La idea tradicional según la cual la derecha tan solo se compone de un par de familias de oligarcas ignorantes y crueles, encarnados en un dictador esperpéntico que oprimen al resto de la población y sirven de instrumento de explotación imperialista, no corresponde exactamente con la realidad. Probablemente fue así mientras estas sociedades fueron básicamente agrarias o mineras. Pero el desarrollo económico -así sea desarrollo dependiente- ha permitido ciertos niveles de industrialización y urbanismo, surgimiento y expansión del sector servicios, una cultura menos tradicional y la formación de clases y grupos sociales «medios» ubicados entre aquellas oligarquías (ahora modernizadas y ampliadas con nuevas capas burguesas) y la masa mayoritaria de la población que se mueve entre una pobreza generalizada y una miseria creciente.

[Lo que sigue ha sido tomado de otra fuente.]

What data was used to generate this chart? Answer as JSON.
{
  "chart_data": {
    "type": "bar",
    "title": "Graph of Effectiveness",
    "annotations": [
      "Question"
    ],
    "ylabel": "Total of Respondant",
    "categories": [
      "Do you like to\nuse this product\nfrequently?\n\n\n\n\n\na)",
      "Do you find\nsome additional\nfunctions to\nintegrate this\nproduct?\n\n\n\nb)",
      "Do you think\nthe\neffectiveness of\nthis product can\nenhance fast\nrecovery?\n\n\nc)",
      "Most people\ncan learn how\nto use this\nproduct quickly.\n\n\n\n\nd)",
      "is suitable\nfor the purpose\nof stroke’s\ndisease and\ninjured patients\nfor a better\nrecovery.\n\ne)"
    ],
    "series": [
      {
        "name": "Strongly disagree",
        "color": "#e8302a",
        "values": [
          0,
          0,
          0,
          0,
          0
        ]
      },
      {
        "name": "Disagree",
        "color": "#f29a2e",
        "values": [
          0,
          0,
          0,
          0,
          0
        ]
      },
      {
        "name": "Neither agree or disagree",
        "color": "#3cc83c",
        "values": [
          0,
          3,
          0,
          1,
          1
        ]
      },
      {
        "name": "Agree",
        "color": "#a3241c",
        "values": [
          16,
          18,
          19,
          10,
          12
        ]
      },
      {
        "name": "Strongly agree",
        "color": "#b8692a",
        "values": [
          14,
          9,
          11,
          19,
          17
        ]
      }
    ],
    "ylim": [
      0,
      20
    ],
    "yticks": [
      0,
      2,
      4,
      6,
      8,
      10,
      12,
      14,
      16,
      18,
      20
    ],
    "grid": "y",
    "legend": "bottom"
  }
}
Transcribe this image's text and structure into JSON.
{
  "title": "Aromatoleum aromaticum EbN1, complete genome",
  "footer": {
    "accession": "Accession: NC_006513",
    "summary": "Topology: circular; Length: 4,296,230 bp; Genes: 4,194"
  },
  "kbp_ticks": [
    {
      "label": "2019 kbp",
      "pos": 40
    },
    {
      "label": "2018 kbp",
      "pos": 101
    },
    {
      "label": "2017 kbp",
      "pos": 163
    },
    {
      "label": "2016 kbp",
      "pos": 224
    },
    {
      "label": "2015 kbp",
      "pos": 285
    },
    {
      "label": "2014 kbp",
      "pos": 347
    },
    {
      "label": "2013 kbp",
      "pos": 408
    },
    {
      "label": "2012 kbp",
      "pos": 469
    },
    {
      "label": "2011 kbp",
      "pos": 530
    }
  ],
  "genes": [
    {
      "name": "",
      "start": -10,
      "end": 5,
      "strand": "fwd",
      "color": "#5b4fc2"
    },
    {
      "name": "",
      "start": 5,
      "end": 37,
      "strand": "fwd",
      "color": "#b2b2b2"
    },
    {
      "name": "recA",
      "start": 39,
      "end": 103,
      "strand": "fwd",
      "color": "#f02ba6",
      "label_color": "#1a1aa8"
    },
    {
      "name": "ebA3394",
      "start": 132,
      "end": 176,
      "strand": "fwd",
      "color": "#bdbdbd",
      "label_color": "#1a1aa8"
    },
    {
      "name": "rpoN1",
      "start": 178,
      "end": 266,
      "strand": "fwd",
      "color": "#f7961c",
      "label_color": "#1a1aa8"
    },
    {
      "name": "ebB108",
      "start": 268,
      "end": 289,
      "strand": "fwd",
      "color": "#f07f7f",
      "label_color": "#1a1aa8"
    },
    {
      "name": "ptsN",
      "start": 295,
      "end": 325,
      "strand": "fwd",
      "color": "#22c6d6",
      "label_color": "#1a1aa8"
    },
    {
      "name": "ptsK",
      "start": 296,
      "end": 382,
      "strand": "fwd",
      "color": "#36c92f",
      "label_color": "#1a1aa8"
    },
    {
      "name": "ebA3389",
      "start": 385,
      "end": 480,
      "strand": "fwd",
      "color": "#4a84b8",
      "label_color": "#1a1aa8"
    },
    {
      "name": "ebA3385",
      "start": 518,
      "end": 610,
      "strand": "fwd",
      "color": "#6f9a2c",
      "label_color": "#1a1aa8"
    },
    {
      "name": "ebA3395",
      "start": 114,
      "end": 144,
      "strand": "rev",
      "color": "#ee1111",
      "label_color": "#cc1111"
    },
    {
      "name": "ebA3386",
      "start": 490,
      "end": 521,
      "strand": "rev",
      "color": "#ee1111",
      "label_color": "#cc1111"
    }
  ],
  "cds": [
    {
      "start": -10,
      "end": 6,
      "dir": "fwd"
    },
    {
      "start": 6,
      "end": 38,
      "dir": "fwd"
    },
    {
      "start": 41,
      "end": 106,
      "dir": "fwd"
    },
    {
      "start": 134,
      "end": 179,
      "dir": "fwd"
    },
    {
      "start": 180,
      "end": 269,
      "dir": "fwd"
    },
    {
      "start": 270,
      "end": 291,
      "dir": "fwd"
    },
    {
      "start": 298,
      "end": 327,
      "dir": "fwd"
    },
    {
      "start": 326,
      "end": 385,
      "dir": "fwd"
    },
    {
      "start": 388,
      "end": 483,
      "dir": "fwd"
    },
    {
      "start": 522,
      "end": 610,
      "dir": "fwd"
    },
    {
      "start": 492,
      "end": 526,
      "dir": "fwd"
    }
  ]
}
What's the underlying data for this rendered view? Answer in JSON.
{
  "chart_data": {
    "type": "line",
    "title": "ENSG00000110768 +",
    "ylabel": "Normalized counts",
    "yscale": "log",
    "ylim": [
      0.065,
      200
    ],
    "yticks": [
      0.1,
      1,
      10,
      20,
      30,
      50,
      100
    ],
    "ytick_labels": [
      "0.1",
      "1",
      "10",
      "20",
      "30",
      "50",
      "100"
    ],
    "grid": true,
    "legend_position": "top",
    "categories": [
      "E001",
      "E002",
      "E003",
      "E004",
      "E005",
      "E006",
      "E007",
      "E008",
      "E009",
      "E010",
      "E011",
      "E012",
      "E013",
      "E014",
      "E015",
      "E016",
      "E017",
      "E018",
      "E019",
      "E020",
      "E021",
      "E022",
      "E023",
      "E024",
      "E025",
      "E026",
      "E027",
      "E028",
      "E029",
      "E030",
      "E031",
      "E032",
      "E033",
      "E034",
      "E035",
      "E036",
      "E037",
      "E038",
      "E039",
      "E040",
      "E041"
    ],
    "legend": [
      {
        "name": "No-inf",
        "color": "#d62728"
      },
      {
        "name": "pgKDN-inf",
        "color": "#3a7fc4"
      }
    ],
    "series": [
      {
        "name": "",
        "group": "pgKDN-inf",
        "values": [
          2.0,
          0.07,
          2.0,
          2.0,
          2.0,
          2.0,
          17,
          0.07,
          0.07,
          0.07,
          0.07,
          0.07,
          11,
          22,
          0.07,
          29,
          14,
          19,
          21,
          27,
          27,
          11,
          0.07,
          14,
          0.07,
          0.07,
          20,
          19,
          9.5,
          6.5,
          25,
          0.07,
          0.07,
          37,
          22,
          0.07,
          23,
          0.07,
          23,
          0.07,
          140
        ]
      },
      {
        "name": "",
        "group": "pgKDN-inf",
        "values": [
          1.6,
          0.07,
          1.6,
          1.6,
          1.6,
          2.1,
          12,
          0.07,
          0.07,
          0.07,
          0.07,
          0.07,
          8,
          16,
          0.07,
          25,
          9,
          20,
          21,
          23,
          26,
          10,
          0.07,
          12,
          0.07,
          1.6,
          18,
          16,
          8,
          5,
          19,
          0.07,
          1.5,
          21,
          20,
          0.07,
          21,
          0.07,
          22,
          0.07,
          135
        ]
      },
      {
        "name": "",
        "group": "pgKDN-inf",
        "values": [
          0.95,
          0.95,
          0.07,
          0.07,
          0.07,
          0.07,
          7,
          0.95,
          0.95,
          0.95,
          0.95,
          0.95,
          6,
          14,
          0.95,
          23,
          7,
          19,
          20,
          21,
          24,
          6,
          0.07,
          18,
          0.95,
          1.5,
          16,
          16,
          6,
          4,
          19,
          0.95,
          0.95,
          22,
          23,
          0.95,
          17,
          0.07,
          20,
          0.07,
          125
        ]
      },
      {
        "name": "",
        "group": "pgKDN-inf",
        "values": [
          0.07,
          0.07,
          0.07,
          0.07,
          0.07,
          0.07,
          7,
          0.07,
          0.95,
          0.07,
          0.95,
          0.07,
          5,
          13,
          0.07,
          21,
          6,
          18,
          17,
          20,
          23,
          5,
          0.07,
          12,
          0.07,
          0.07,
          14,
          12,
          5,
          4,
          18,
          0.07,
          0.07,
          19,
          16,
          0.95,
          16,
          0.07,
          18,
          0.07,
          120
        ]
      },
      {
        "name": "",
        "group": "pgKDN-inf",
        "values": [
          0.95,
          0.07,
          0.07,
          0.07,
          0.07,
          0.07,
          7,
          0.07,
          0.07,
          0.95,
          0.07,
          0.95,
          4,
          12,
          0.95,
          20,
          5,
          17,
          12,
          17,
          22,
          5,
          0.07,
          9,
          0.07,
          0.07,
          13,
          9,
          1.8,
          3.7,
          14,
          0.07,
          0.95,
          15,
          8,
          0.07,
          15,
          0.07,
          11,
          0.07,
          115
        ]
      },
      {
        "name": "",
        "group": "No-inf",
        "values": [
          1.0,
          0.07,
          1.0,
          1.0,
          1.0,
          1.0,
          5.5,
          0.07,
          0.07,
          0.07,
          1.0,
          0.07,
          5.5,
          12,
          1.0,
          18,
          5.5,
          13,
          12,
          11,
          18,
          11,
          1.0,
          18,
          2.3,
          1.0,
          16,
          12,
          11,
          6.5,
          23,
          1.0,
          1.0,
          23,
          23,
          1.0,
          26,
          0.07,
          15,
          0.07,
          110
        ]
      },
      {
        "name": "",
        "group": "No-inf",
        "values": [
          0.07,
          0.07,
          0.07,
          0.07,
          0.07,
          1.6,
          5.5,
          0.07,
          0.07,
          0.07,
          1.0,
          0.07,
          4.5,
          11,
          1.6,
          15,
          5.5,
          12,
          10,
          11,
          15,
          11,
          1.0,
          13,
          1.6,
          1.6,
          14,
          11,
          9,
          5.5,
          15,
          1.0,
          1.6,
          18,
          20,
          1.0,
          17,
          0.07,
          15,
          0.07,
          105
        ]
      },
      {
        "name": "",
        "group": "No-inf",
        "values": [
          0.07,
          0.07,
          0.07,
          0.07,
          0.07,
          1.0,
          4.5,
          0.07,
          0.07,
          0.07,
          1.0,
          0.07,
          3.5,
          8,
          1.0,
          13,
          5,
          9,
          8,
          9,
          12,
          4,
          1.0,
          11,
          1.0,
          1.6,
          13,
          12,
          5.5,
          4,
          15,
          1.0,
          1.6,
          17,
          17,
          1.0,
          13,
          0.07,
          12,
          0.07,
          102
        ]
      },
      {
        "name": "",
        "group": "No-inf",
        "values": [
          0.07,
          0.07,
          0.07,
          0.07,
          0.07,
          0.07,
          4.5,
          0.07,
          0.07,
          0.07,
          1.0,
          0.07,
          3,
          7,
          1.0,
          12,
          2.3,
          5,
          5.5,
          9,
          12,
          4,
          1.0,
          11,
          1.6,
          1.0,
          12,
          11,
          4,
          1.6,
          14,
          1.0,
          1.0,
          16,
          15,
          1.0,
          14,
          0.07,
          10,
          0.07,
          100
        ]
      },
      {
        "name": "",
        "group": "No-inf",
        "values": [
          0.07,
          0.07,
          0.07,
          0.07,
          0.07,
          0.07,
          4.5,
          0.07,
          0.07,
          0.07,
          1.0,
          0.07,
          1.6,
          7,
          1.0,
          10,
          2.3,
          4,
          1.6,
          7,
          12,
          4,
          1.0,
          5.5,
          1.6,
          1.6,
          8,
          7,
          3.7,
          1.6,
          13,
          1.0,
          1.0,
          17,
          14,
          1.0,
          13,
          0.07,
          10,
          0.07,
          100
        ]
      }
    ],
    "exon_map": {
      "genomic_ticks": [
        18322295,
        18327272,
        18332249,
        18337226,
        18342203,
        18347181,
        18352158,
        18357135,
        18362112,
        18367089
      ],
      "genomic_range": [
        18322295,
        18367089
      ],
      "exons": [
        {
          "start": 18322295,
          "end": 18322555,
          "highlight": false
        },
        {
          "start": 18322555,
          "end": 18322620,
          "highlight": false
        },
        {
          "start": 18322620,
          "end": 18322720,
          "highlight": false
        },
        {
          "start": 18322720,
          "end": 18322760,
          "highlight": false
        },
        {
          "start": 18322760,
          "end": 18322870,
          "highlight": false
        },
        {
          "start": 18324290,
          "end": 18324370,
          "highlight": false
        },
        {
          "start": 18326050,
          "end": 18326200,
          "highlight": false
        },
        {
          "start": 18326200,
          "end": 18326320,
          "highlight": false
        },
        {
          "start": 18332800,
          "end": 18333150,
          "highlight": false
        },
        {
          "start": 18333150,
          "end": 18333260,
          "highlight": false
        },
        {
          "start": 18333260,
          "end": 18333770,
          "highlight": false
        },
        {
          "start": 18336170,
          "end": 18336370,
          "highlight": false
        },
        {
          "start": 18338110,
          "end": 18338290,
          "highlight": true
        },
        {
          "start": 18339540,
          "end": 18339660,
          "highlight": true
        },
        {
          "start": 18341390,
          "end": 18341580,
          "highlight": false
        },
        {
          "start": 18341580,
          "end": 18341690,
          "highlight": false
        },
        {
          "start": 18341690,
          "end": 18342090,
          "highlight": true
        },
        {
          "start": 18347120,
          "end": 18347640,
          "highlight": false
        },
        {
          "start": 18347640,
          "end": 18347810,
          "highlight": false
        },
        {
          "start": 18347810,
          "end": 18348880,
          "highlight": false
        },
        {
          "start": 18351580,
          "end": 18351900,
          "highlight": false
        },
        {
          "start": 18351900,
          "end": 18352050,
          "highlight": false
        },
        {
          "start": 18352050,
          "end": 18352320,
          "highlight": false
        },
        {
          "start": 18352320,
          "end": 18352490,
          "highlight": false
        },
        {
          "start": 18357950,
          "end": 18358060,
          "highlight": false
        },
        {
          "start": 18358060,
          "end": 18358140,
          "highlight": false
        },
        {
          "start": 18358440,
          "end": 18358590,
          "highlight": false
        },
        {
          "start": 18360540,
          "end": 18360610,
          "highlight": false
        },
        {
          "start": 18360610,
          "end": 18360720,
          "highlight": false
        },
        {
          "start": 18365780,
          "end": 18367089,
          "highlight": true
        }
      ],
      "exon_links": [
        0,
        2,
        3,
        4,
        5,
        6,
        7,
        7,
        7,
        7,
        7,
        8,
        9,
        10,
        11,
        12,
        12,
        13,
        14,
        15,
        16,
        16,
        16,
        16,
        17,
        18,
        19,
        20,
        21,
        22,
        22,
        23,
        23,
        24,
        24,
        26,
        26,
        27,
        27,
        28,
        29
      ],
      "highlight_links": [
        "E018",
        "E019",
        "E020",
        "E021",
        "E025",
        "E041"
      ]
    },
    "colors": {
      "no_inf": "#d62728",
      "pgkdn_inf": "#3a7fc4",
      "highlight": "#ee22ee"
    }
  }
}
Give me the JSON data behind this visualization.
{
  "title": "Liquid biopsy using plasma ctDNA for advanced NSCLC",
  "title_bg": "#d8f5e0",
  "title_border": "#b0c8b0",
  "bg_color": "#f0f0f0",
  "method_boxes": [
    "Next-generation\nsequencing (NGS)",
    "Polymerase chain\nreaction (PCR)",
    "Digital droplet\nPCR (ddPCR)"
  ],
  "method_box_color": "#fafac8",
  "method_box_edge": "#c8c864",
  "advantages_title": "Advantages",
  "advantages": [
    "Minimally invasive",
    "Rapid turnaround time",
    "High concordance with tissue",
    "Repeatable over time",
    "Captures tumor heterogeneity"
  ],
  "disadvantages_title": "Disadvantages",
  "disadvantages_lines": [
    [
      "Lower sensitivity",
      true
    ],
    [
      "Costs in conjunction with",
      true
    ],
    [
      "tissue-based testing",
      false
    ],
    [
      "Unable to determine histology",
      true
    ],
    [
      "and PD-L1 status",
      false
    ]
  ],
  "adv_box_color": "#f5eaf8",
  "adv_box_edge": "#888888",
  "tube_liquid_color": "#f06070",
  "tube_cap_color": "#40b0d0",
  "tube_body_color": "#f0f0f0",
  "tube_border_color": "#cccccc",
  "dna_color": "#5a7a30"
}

Una parte importante de esas «clases medias» se adhiere social y políticamente a la derecha tradicional y se convierte en colchón electoral y tropa de asalto en la lucha de clases.
Conciente de su debilidad numérica y haciendo uso de su inmenso poder, la derecha latinoamericana echa mano de todas sus posibilidades para defender sus privilegios: el control férreo de la economía, la manipulación a través de los medios de comunicación (prácticamente todos en sus manos), la explotación de las tradiciones religiosas y el pensamiento mágico de los sectores mas atrasados culturalmente, y cuando todo esto falla, se apela a la violencia directa de las fuerzas armadas y del paramilitarismo, dos instituciones estas últimas con fuerte componente de «clase media». Cuando el pobrerío consigue organizarse y hacer valer su enorme superioridad numérica en las urnas, y sobre todo, cuando la movilización popular llena calles y plazas y demuestra la fuerza real de la izquierda, entonces habrá sonado la hora en que la derecha muestre su verdadero rostro y envíe sus tropas de asalto -sus aliados de las «clases medias»- a la guerra social.
No andan entonces muy descaminados quienes establecen paralelos entre el fascismo clásico y el fascismo criollo de las dictaduras civiles o militares del pasado. Las tropas de Hitler eran financiadas por el gran capital y se formaban con el tendero resentido o el burócrata mediocre y envidioso. Tampoco parecen muy errados quienes sugieren que en la actualidad, ante el auge popular, la tentación de la derecha latinoamericana de compensar su escasa dimensión mediante la violencia no es ni pequeña ni irreal. Las recientes votaciones en Venezuela, por ejemplo, abren un nuevo capítulo en el proceso bolivariano. En realidad allí la derecha no ha crecido de manera significativa y a pesar de sus logros en esta contienda electoral sería ingenuo pensar que ha renunciado definitivamente al uso de la violencia. Ya se sabe, el zorro pierde el rabo pero no las costumbres.